As we already discussed, a database table stores the information that is related to a specific entity type. Different entities are stored in different tables, with each table having its own structure, and own attributes related to that entity. In most situations, the entities in these tables are not isolated, but are linked with some kind of relationship. For example, in a corporate environment, we might have a table for employees and a table for departments. However, departments contain employees, or employees work in departments. That is the link between the two entity types.

In databases, this “link” is represented by what we call a foreign key relationship. For example, consider the two tables shown. We have a customers table and an Orders table. Each table has its own primary key (which is called ID in both tables). So what is the link between those tables? Well, each order is made by one customer. A customer can make any number of orders. Notice the attribute Cust_ID in the Orders table. This attribute indicates the customer that made each particular order. So for example, order no. 2 is made by customer whose ID is “024″ (i.e., Bauer). The values in the Cust_ID column refer to the values in the ID column of the Customer table. The Cust_ID column is called a Foreign Key, since it refers to the key (primary key) of another (foreign) table.

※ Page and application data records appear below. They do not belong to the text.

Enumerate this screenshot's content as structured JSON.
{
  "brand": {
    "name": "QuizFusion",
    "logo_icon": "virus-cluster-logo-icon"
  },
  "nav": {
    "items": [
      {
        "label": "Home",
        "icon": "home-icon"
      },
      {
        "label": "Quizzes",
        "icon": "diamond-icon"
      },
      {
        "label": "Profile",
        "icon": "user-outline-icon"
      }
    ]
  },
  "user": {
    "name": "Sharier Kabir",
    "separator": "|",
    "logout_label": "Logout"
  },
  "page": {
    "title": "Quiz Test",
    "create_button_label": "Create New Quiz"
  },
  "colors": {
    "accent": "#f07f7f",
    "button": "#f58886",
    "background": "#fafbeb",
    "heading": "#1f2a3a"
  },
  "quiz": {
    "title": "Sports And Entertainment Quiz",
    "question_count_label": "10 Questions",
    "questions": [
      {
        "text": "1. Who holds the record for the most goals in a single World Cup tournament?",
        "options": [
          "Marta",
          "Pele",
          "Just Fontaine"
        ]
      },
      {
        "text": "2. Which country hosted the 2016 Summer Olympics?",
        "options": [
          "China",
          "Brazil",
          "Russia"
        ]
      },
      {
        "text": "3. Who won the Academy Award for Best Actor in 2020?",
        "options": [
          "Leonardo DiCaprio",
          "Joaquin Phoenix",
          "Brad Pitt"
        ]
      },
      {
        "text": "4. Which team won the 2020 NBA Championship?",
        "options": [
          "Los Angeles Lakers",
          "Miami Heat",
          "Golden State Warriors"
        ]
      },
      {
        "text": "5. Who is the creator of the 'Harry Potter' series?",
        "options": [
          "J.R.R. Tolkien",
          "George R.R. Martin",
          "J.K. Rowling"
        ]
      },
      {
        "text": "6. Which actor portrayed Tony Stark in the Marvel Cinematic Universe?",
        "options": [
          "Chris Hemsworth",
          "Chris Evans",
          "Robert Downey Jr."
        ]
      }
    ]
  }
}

So why do we need to do that? Why not just put the customer names in the Order table? The actual reason is called Normalization, which as a whole different topic that we might discuss later on. But for now, think of it as follows: Let’s say the company found a spelling mistake in Mr. Jack Bauer’s name (customer no. 024). If the customer name was placed with each single order, then the company would have to go and correct that spelling mistake in every order made my that customer. However, using foreign keys, the company will have to correct the mistake only in the Customers table, and the Orders will still be referring to the correct person.

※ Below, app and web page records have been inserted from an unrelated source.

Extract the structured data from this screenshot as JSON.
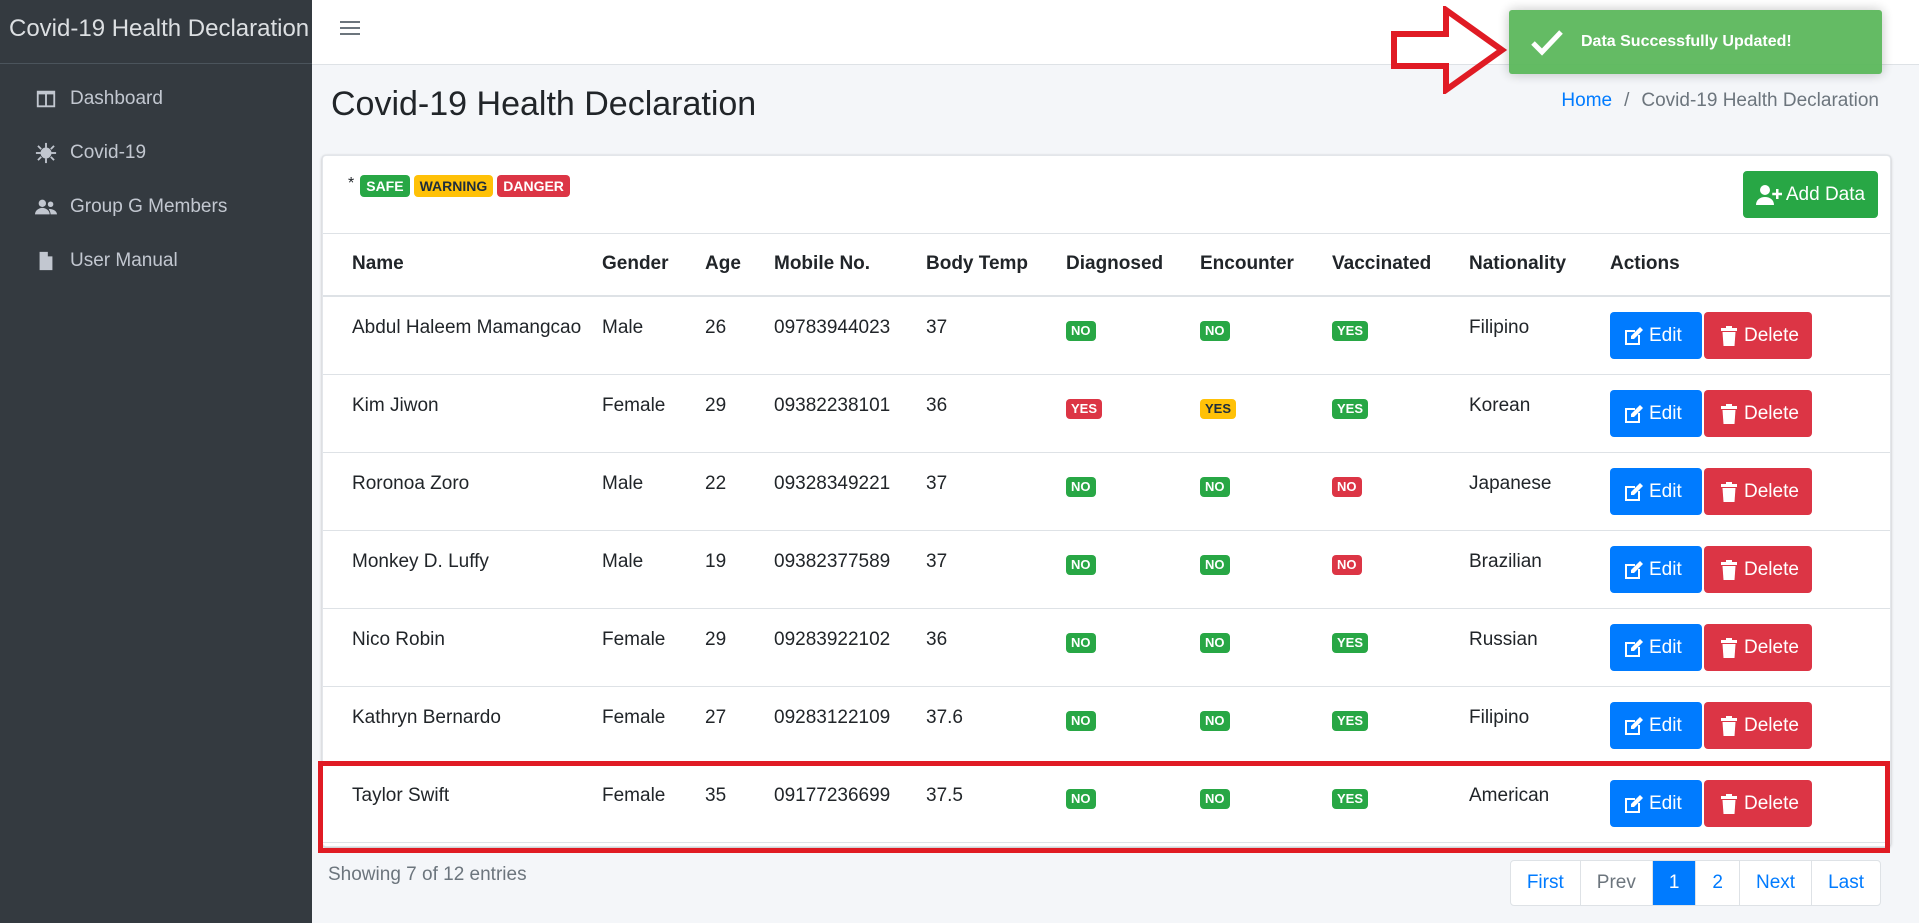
{
  "brand": "Covid-19 Health Declaration",
  "sidebar": {
    "items": [
      {
        "label": "Dashboard",
        "icon": "table-columns-icon"
      },
      {
        "label": "Covid-19",
        "icon": "virus-icon"
      },
      {
        "label": "Group G Members",
        "icon": "users-icon"
      },
      {
        "label": "User Manual",
        "icon": "file-icon"
      }
    ]
  },
  "header": {
    "title": "Covid-19 Health Declaration",
    "breadcrumb": {
      "home": "Home",
      "separator": "/",
      "current": "Covid-19 Health Declaration"
    }
  },
  "toast": {
    "message": "Data Successfully Updated!",
    "icon": "check-icon",
    "color": "#5cb85c"
  },
  "legend": {
    "star": "*",
    "safe": "SAFE",
    "warning": "WARNING",
    "danger": "DANGER"
  },
  "add_button": "Add Data",
  "table": {
    "headers": [
      "Name",
      "Gender",
      "Age",
      "Mobile No.",
      "Body Temp",
      "Diagnosed",
      "Encounter",
      "Vaccinated",
      "Nationality",
      "Actions"
    ],
    "rows": [
      {
        "name": "Abdul Haleem Mamangcao",
        "gender": "Male",
        "age": "26",
        "mobile": "09783944023",
        "temp": "37",
        "diagnosed": "NO",
        "encounter": "NO",
        "vaccinated": "YES",
        "nationality": "Filipino"
      },
      {
        "name": "Kim Jiwon",
        "gender": "Female",
        "age": "29",
        "mobile": "09382238101",
        "temp": "36",
        "diagnosed": "YES",
        "encounter": "YES",
        "vaccinated": "YES",
        "nationality": "Korean"
      },
      {
        "name": "Roronoa Zoro",
        "gender": "Male",
        "age": "22",
        "mobile": "09328349221",
        "temp": "37",
        "diagnosed": "NO",
        "encounter": "NO",
        "vaccinated": "NO",
        "nationality": "Japanese"
      },
      {
        "name": "Monkey D. Luffy",
        "gender": "Male",
        "age": "19",
        "mobile": "09382377589",
        "temp": "37",
        "diagnosed": "NO",
        "encounter": "NO",
        "vaccinated": "NO",
        "nationality": "Brazilian"
      },
      {
        "name": "Nico Robin",
        "gender": "Female",
        "age": "29",
        "mobile": "09283922102",
        "temp": "36",
        "diagnosed": "NO",
        "encounter": "NO",
        "vaccinated": "YES",
        "nationality": "Russian"
      },
      {
        "name": "Kathryn Bernardo",
        "gender": "Female",
        "age": "27",
        "mobile": "09283122109",
        "temp": "37.6",
        "diagnosed": "NO",
        "encounter": "NO",
        "vaccinated": "YES",
        "nationality": "Filipino"
      },
      {
        "name": "Taylor Swift",
        "gender": "Female",
        "age": "35",
        "mobile": "09177236699",
        "temp": "37.5",
        "diagnosed": "NO",
        "encounter": "NO",
        "vaccinated": "YES",
        "nationality": "American"
      }
    ],
    "edit_label": "Edit",
    "delete_label": "Delete"
  },
  "footer": {
    "info": "Showing 7 of 12 entries"
  },
  "pagination": {
    "first": "First",
    "prev": "Prev",
    "pages": [
      "1",
      "2"
    ],
    "next": "Next",
    "last": "Last",
    "active": "1"
  },
  "colors": {
    "sidebar": "#343a40",
    "safe": "#28a745",
    "warning": "#ffc107",
    "danger": "#dc3545",
    "primary": "#007bff",
    "highlight": "#e01b24"
  }
}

This leads us to a closely-related concept, which is Referential Integrity. As we mentioned, the Cust_ID column (foreign key) references the ID column (primary key) of the Customer table. The referential integrity rule states that each value in the referring column (Cust_ID) must exist in the referenced column (ID). In other words, we cannot place an order with Cust_ID = 034 without having a customer in the Customers tables with ID = 034.
However, referential integrity might be violated for example, if we try to delete a row from the customer table (when there are orders made my that customer). Databases have multiple ways of ensuring that referential integrity still holds. One common way is to prevent (restrict) deletion in this case. For example, if a user tries to delete customer no. 024 from the Customer table, the database will not perform that action, but will give an error message instead. Another common way is to cascade the deletion process. So, in the above example, when the user tries to delete customer no. 024, the database will perform that action, but it will also delete all orders placed by that customer. So in the end, referential integrity still holds. The choice of which strategy to use can be defined by the user, and depends on the context of the data.